I’m looking forward to immersing myself in Havana as it is now, in what has always been portrayed to me as a sort of lost world. Elegant Latin architecture from the 20’s, American cars from the 50’s, timeless music and a fashion sense like New York next week.

And, oh, the language – weaving and bobbing like featherweight boxer, coming at you too fast to catch, let alone understand. There’s a saying from Patton, or someone, that no battle plan ever survives first contact with the enemy. In that spirit, my experience has again been borne out that no language lessons ever survive first contact with the destination country. Yes, I’ve been listening to my Pimsleur tapes and religiously putting in my twenty minutes a day with Duolingo online. And hey, I’ve traveled in Chile, Barcelona, Costa Rica, Ecuador and Peru. But even in Miami, man, I’m useless.
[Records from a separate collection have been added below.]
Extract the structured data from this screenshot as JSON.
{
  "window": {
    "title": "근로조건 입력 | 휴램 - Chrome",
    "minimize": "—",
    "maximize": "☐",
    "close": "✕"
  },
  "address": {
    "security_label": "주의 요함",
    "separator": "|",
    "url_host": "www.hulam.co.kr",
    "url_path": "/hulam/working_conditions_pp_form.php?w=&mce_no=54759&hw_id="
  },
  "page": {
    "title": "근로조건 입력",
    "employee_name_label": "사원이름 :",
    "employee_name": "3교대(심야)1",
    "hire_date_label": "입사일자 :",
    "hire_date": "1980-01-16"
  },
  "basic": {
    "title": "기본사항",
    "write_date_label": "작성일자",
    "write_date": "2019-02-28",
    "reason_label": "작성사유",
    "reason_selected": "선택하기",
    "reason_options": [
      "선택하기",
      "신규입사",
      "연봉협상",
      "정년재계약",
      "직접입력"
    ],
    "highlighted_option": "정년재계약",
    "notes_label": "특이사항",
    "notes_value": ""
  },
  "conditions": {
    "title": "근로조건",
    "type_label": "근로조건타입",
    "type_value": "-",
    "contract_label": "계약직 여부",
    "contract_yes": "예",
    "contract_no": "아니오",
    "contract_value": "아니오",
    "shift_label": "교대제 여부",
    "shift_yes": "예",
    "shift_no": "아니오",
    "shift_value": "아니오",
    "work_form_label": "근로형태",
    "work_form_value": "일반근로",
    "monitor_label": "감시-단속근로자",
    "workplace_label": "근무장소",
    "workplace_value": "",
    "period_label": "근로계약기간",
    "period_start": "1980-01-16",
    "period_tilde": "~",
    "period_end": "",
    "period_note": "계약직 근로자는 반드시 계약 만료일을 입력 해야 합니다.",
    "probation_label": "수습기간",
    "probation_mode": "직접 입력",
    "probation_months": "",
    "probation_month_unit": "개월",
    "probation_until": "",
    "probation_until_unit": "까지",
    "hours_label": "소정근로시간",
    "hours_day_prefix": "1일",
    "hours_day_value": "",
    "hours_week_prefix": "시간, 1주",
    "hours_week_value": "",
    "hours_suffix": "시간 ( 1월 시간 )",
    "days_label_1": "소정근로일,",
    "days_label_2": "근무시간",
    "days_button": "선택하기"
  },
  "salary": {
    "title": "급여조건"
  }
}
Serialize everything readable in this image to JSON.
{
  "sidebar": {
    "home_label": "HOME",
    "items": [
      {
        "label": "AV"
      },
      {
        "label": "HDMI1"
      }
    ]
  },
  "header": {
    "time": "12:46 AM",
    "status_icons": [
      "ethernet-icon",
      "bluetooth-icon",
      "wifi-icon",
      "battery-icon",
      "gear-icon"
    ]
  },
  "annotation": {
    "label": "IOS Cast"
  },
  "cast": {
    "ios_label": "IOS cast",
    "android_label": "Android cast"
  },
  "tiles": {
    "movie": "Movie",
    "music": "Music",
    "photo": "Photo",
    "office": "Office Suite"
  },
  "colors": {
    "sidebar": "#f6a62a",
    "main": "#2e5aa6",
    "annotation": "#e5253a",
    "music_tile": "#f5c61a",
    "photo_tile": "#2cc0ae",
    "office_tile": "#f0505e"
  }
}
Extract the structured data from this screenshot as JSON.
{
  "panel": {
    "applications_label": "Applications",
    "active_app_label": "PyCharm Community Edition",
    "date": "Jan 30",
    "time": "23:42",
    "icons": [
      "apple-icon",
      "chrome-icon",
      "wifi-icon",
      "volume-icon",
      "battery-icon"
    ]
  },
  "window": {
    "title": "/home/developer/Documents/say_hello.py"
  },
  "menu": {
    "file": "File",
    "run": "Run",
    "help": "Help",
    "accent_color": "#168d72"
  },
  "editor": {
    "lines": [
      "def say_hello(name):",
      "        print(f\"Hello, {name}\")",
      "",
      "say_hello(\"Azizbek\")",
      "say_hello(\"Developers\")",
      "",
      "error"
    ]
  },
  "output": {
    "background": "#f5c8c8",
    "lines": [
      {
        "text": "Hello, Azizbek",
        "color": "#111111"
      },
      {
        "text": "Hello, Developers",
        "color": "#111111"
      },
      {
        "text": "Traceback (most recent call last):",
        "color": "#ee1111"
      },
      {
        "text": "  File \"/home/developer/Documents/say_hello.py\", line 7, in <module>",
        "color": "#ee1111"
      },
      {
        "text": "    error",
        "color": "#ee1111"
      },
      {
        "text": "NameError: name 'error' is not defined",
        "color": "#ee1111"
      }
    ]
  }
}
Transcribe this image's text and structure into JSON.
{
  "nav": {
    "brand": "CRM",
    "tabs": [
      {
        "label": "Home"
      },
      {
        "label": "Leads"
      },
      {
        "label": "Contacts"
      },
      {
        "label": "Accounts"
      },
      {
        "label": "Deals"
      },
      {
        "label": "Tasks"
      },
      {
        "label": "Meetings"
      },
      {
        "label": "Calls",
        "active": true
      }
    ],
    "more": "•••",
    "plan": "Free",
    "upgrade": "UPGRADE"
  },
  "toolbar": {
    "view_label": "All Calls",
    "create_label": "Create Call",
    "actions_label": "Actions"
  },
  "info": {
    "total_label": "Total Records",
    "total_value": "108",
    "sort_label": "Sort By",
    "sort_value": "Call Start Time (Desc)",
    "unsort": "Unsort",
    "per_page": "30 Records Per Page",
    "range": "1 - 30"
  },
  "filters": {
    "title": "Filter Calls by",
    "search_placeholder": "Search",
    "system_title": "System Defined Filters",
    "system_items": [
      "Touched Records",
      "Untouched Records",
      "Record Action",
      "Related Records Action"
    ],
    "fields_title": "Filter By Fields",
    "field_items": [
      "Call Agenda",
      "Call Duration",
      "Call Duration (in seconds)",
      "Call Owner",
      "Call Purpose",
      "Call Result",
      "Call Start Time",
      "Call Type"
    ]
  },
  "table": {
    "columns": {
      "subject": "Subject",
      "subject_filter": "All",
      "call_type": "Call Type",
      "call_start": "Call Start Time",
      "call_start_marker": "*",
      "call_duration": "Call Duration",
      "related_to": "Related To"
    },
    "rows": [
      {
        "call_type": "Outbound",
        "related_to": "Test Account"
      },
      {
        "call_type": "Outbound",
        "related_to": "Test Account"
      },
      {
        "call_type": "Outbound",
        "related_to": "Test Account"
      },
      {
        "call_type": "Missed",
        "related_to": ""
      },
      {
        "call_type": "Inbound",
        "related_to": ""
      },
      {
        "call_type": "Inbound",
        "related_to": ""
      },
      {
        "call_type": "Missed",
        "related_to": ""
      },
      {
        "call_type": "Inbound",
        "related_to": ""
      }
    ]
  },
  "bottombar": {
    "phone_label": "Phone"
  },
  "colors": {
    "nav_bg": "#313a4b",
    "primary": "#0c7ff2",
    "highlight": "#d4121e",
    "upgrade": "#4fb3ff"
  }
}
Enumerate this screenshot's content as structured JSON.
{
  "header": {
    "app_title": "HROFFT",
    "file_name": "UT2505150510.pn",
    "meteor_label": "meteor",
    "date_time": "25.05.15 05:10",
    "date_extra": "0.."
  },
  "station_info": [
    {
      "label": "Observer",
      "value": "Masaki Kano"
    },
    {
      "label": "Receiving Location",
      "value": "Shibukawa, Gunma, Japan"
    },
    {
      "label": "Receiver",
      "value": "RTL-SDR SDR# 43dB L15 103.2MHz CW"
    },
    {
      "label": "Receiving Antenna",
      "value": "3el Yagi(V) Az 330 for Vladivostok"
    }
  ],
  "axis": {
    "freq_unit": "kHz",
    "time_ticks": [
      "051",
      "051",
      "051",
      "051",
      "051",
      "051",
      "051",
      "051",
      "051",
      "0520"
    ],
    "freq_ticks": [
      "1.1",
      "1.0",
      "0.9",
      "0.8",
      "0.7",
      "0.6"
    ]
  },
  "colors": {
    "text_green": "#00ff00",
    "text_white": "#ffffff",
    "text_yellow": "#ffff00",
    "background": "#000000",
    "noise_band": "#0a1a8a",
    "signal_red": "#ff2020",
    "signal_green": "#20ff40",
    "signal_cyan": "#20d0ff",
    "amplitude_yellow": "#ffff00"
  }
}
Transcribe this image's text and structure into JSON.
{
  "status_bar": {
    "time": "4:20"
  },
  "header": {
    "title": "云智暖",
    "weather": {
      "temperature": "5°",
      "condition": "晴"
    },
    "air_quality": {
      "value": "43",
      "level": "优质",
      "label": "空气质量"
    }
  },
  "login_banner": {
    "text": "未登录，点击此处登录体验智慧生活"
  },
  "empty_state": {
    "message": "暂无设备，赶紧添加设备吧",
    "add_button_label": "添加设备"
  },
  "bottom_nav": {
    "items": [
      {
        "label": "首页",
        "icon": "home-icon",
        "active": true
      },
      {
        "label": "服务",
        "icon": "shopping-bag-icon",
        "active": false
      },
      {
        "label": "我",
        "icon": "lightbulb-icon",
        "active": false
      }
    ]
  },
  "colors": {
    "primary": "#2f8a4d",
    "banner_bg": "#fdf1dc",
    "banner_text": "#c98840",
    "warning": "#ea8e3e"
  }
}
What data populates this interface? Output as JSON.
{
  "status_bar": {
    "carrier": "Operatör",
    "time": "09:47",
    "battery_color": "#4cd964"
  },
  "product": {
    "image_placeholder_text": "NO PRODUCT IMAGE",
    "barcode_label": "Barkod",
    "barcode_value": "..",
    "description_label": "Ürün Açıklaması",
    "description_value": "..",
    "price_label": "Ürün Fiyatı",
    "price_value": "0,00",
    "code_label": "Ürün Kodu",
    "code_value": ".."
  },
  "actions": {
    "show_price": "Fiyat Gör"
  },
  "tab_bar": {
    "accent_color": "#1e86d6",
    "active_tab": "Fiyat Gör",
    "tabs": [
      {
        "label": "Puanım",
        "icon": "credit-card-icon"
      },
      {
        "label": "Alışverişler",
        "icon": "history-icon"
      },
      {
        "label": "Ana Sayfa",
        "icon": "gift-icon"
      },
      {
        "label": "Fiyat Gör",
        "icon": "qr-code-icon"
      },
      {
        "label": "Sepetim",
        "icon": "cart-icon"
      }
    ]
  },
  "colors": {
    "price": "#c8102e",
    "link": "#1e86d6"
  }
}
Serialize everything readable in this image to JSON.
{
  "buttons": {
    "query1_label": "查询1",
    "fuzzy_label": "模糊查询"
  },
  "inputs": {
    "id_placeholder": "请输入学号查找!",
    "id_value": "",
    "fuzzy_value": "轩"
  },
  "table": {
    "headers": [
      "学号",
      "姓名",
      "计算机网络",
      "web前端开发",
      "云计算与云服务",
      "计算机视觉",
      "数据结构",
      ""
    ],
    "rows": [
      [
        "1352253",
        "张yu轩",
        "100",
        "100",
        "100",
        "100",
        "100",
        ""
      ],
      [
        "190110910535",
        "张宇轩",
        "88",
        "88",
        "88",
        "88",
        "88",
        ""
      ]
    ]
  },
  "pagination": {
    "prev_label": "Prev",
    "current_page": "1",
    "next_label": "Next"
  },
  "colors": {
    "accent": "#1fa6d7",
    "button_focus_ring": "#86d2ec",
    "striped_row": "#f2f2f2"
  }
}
Sure, I’ll catch on, eventually. Maybe by the end of our week and a half in country, if I work at it. Maybe I’ll be able to catch enough to get the gist of things (“Con permiso señora, pero creo que su peluca esta quemando…”) with only a few “mas despacio, por favor”s. But it’ll be fun. I’ve always liked throwing myself into a language in situ.

Ahead, shimmering low on the blue-white horizon, a coastline beckons from behind marching columns of puffy tropical clouds. Our nose dips, almost imperceptibly. Even through the compressed, dehumidified, filtered and reheated vents of the Flight 426’s pressurization system, I can smell a change in the air.